A fuerza de ver películas el gusto se va perfeccionando y un espectador normal, sin darse mucha cuenta, se convierte en cinéfilo cuando es capaz de reconocer épocas, estilos y directores. Pero hasta el más cinéfilo tiene preferencias y es incapaz de que le gusten todas las películas por igual. La experiencia tiene la mala costumbre de reforzar las simpatías, pero también las antipatías. Quien más quien menos tiene sus películas favoritas pero también aquellas que no soporta y no hay remedio contra los caprichos de la subjetividad. De hecho el paso del tiempo no hace más que reforzar esta ojeriza selectiva.
Una aversión personal: Wes Anderson
A mí me ocurre con Wes Anderson. No lo aguanto. El aura de modernidad de sus películas me pone de los nervios. Todo lo que rodea a este director lo relaciono con cosas que me irritan. Mi primer recuerdo se remonta a una amiga de universidad que era fanática del director. Era una chica esforzadamente intelectual y para demostrarlo siempre llevaba libros bajo el brazo. Con ella fui a ver «Life Aquatic» y aquel día (no se me olvidará) entró en el cine cargada con poemas de Baudelaire y una novela de Bukowski. Me dijo que los acababa de comprar.
Un estilo reconocible y recargado
Wes Anderson me recuerda a los que visitan museos y se quedan extasiados ante una obra de arte. Wes Anderson me recuerda a las personas que son capaces de mantener largas charlas sobre arquitectos famosos. Wes Anderson me recuerda a los que van en bici y defienden una ciudad libre de polución. Los mismos que horas después introducen sus bicis en los maleteros de coches enormes. Wes Anderson me recuerda a los que compran queso francés y vinilos de colección. Wes Anderson me recuerda a los que escuchan a Leonard Cohen y tienen un poster de la escuela Bauhaus presidiendo el salón.
En resumen: no aguanto la impostura intelectual que rodea a Wes Anderson. Wes Anderson puede presumir de tener una de las estéticas más reconocibles del cine actual. Decorados teatrales, casi operísticos. Personajes hieráticos, vacíos de emoción. Diálogos recargados y más fríos que un informe de contabilidad. Un ritmo donde lo inmóvil se impone a lo cinético. Un gusto por la estética vintage y sobre todo una puesta en escena inconfundible: plana, sin profundidad y esa intensa fotografía pastel que parece coloreada con un lapicero de colegio. Una estética que proclama la victoria del artificio de inspiración pictórica, con referentes europeos como Federico Fellini o Peter Greenaway.
“La trama fenicia”: argumento y estética
En el cine de Wes Anderson la forma se convierte en el mensaje.

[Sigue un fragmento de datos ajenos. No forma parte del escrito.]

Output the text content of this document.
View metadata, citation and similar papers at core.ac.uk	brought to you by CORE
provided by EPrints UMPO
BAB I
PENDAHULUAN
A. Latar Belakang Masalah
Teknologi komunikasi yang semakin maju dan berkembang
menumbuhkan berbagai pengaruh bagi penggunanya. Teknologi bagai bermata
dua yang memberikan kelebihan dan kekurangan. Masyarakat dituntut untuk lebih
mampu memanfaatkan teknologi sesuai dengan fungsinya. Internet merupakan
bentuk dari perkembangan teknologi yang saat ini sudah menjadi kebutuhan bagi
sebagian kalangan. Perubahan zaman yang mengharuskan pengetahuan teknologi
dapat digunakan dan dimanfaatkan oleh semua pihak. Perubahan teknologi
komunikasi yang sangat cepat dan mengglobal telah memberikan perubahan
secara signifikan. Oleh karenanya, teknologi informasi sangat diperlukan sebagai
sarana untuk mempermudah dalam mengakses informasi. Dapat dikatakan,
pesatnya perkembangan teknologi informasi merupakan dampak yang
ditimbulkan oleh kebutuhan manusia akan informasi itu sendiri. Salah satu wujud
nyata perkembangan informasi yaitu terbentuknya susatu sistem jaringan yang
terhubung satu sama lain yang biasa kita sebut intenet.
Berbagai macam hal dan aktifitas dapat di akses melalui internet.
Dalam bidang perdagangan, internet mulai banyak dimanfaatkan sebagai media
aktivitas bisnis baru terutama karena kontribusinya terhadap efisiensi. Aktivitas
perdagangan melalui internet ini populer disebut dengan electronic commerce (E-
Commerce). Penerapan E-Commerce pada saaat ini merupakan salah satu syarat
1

La narración queda subordinada a la estética. De hecho el director parece empeñado en sacar al espectador del argumento para ubicarlo continuamente en lo visual. En «La trama fenicia» el director presenta un nuevo cuento delirante. Los problemas financieros de un gran magnate sirven de excusa para lo que realmente importa, es decir: el absurdo accidental, la verborrea sarcástica y los meandros de una rocambolesca travesía fundada en la contingencia del devenir.
El desgaste de un director con seguidores fieles
A pesar de tener un público fiel las últimas películas de Anderson no están funcionando. Incluso los incondicionales del director dan señales de agotamiento. Van por buen camino. Ahora solo falta que dejen de decir palabras en francés, dejen de comprar vinilos y dejen de alucinar pepinillos con el mundo del arte.